Other Adverse Effects: Fever, tinnitus, weight gain, acute gout, hypophosphatemia, hypocalcemia, fluid overload, hyperglycemia, hypomagnesemia, hypokalemia, sweating, hyponatremia, and otitis media. Edema, gynecomastia, oral candidiasis, and candidal infection have also occurred.
Action
Pharmacology: Omeprazole is a proton pump inhibitor (PPI) that belongs to the substituted benzimidazoles class of antisecretory compounds. It suppresses gastric acid secretion by specific inhibition of the H+/K+ ATPase enzyme system at the secretory surface of the gastric parietal cell. This enzyme system is regarded as the acid (proton) pump within the gastric mucosa hence, omeprazole has been characterized as a gastric acid-pump inhibitor, in that it blocks the final step of acid production. This effect is dose-related and leads to inhibition of both basal and stimulated acid secretion.

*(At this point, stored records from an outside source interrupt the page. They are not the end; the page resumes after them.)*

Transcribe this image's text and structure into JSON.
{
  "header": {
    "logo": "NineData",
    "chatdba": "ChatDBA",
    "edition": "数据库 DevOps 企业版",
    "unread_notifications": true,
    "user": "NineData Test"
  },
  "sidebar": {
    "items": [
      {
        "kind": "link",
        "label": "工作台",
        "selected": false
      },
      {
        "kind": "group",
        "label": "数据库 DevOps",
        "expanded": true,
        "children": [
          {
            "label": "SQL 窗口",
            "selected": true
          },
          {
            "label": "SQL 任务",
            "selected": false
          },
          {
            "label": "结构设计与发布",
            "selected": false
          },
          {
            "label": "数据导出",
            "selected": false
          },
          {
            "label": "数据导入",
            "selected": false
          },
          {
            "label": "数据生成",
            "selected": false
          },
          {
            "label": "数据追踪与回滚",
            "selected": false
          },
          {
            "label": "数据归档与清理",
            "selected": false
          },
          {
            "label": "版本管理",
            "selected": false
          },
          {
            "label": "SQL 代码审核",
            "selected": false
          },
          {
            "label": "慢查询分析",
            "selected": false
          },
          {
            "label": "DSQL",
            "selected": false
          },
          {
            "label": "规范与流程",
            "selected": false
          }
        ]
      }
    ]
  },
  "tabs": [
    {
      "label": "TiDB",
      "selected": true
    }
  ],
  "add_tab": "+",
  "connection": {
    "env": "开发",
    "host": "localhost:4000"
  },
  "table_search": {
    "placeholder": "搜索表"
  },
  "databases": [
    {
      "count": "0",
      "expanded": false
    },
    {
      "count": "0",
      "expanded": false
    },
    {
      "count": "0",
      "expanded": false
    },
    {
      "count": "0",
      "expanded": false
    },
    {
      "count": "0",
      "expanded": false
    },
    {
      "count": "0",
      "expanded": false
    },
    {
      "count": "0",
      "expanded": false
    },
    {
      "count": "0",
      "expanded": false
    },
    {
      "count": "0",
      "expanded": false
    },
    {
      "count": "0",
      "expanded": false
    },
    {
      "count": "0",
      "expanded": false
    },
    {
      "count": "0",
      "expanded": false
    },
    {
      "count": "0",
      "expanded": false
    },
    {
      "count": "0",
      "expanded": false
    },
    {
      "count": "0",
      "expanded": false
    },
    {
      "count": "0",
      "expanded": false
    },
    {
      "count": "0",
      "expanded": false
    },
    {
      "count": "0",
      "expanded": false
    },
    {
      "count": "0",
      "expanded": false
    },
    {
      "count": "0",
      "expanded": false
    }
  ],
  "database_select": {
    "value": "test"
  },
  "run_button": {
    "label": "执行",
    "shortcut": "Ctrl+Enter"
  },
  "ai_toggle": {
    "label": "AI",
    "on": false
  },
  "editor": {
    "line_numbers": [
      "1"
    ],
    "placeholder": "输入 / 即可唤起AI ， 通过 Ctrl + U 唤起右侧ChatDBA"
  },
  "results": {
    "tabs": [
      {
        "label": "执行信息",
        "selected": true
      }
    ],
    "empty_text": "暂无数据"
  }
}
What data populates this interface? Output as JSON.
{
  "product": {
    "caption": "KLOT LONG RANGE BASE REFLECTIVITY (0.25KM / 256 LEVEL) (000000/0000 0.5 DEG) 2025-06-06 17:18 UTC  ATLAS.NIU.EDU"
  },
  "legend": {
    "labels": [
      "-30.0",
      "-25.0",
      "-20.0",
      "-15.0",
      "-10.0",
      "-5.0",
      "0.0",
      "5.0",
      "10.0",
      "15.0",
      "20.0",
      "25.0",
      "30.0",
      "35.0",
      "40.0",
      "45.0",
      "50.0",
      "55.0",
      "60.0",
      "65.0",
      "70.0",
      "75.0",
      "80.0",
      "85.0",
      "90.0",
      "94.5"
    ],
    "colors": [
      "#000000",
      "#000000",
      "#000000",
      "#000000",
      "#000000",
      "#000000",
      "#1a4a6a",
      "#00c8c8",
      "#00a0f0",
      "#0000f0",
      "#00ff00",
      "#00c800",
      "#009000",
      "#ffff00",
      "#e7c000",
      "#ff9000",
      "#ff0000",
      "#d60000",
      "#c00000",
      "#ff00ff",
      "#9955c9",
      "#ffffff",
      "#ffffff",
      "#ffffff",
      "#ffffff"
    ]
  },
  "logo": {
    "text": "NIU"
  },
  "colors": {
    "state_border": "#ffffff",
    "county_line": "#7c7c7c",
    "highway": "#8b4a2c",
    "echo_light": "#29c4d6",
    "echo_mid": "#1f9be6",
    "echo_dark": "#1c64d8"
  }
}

Pharmacokinetics: Bioavailability: Omeprazole's apparent volume of distribution is approximately 0.3 L/kg in healthy subjects and in patients with renal insufficiency. The volume of distribution is slightly decreased in elderly patients and in patients with hepatic insufficiency. Omeprazole is highly protein bound with about 95% bound to plasma proteins.
Omeprazole is completely metabolized mainly in the liver via the cytochrome P450 system (CYP). A major part of its metabolism is dependent on CYP2C19 (S-mephenytoin hydroxylase) which is responsible for the formation of hydroxyomeprazole, its major metabolite in the plasma. The average half-life after IV administration is approximately 40 minutes and total plasma clearance is 0.3 to 0.6 L/min.
About 80% of the metabolites are excreted in the urine and the remaining metabolites are seen in the feces. Patients with impaired liver function have increased elimination half-life; however, omeprazole has not shown any accumulation with once daily oral dosing.